Tiling provides maximum benefit for streaming scenarios with frequent updates:

from feast import StreamFeatureView, Aggregation
from feast.data_source import PushSource, KafkaSource
from datetime import timedelta

# Example with Kafka streaming source
customer_features = StreamFeatureView(
    name="customer_transaction_features",
    entities=[customer],
    source=KafkaSource(
        name="transactions_stream",
        kafka_bootstrap_servers="localhost:9092",
        topic="transactions",
        timestamp_field="event_timestamp",
        batch_source=file_source,  # For historical data
    ),
    aggregations=[
        Aggregation(column="amount", function="sum", time_window=timedelta(hours=1), name="sum_amount_1h"),
        Aggregation(column="amount", function="avg", time_window=timedelta(hours=1), name="avg_amount_1h"),
        Aggregation(column="amount", function="std", time_window=timedelta(hours=1), name="std_amount_1h"),
    ],
    timestamp_field="event_timestamp",
    online=True,
    
    # Tiling configuration
    enable_tiling=True,  # speedup for streaming!
    tiling_hop_size=timedelta(minutes=5),  # Update frequency
)

When to Enable:

  • Streaming data sources (Kafka, Kinesis, PushSource)
  • Frequent updates (every few minutes)
  • Real-time feature serving
  • High-throughput event processing

Key Parameters

  • aggregations: List of time-windowed aggregations to compute. Each Aggregation accepts:
    • column: source column to aggregate
    • function: aggregation function (sum, avg, mean, min, max, count, std)
    • time_window: duration of the aggregation window
    • slide_interval: hop/slide size (defaults to time_window)
    • name (optional): output feature name.
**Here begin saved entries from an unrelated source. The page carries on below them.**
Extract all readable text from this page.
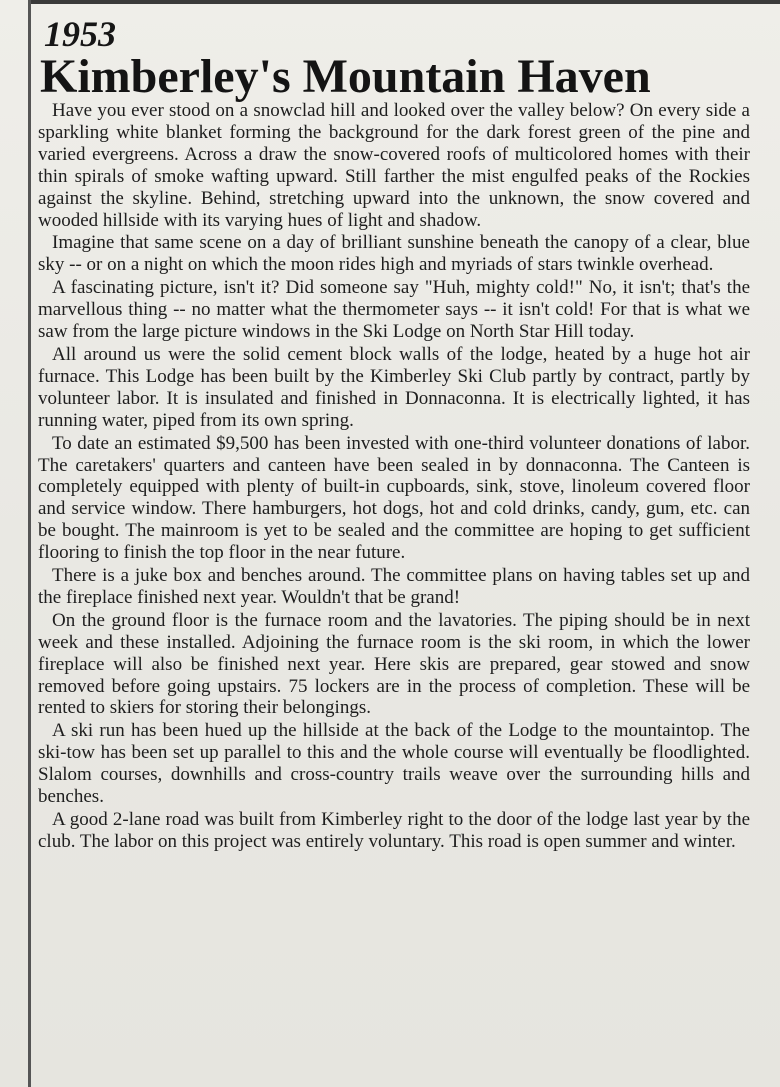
1953
Kimberley's Mountain Haven

Have you ever stood on a snowclad hill and looked over the valley below? On every side a sparkling white blanket forming the background for the dark forest green of the pine and varied evergreens. Across a draw the snow-covered roofs of multicolored homes with their thin spirals of smoke wafting upward. Still farther the mist engulfed peaks of the Rockies against the skyline. Behind, stretching upward into the unknown, the snow covered and wooded hillside with its varying hues of light and shadow.

Imagine that same scene on a day of brilliant sunshine beneath the canopy of a clear, blue sky -- or on a night on which the moon rides high and myriads of stars twinkle overhead.

A fascinating picture, isn't it? Did someone say "Huh, mighty cold!" No, it isn't; that's the marvellous thing -- no matter what the thermometer says -- it isn't cold! For that is what we saw from the large picture windows in the Ski Lodge on North Star Hill today.

All around us were the solid cement block walls of the lodge, heated by a huge hot air furnace. This Lodge has been built by the Kimberley Ski Club partly by contract, partly by volunteer labor. It is insulated and finished in Donnaconna. It is electrically lighted, it has running water, piped from its own spring.

To date an estimated $9,500 has been invested with one-third volunteer donations of labor. The caretakers' quarters and canteen have been sealed in by donnaconna. The Canteen is completely equipped with plenty of built-in cupboards, sink, stove, linoleum covered floor and service window. There hamburgers, hot dogs, hot and cold drinks, candy, gum, etc. can be bought. The mainroom is yet to be sealed and the committee are hoping to get sufficient flooring to finish the top floor in the near future.

There is a juke box and benches around. The committee plans on having tables set up and the fireplace finished next year. Wouldn't that be grand!

On the ground floor is the furnace room and the lavatories. The piping should be in next week and these installed. Adjoining the furnace room is the ski room, in which the lower fireplace will also be finished next year. Here skis are prepared, gear stowed and snow removed before going upstairs. 75 lockers are in the process of completion. These will be rented to skiers for storing their belongings.

A ski run has been hued up the hillside at the back of the Lodge to the mountaintop. The ski-tow has been set up parallel to this and the whole course will eventually be floodlighted. Slalom courses, downhills and cross-country trails weave over the surrounding hills and benches.

A good 2-lane road was built from Kimberley right to the door of the lodge last year by the club. The labor on this project was entirely voluntary. This road is open summer and winter.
Defaults to {function}_{column} (e.g., sum_amount). Set this to use a custom name (e.g., name="sum_amount_1h").
  • timestamp_field: Column name for timestamps (required when aggregations are specified)
  • enable_tiling: Enable tiling optimization (default: False)
    • Set to True for streaming scenarios
  • tiling_hop_size: Time interval between tiles (default: 5 minutes)
    • Smaller = more granular tiles, potentially higher memory during processing window
    • Larger = less granular tiles, potentially lower memory during processing window

Compute Engine Requirements

  • Spark Compute Engine: Fully supported for streaming and batch
  • Ray Compute Engine: Fully supported for streaming and batch
  • Local Compute Engine: Does NOT support time-windowed aggregations

Architecture

Tiling in Feast uses a simple, pure pandas architecture that works with any compute engine:

How It Works

┌─────────────────┐
│ Engine DataFrame│ (Spark/Ray/etc)
└────────┬────────┘
         │ .toPandas() / .to_pandas()
         ▼
┌─────────────────┐
│ Pandas DataFrame│
└────────┬────────┘
         │ orchestrator.apply_sawtooth_window_tiling()
         ▼
┌─────────────────┐
│  Cumulative     │ (pandas with _tile_start, _tile_end, IRs)
│     Tiles       │
└────────┬────────┘
         │ tile_subtraction.convert_cumulative_to_windowed()
         ▼
┌─────────────────┐
│   Windowed      │ (pandas with final aggregations)
│ Aggregations    │
└────────┬────────┘
         │ spark.createDataFrame() / ray.from_pandas()
         ▼
┌─────────────────┐
│ Engine DataFrame│
└─────────────────┘

Summary

Tiling with Intermediate Representations provides a powerful optimization for streaming time-windowed aggregations in Feast.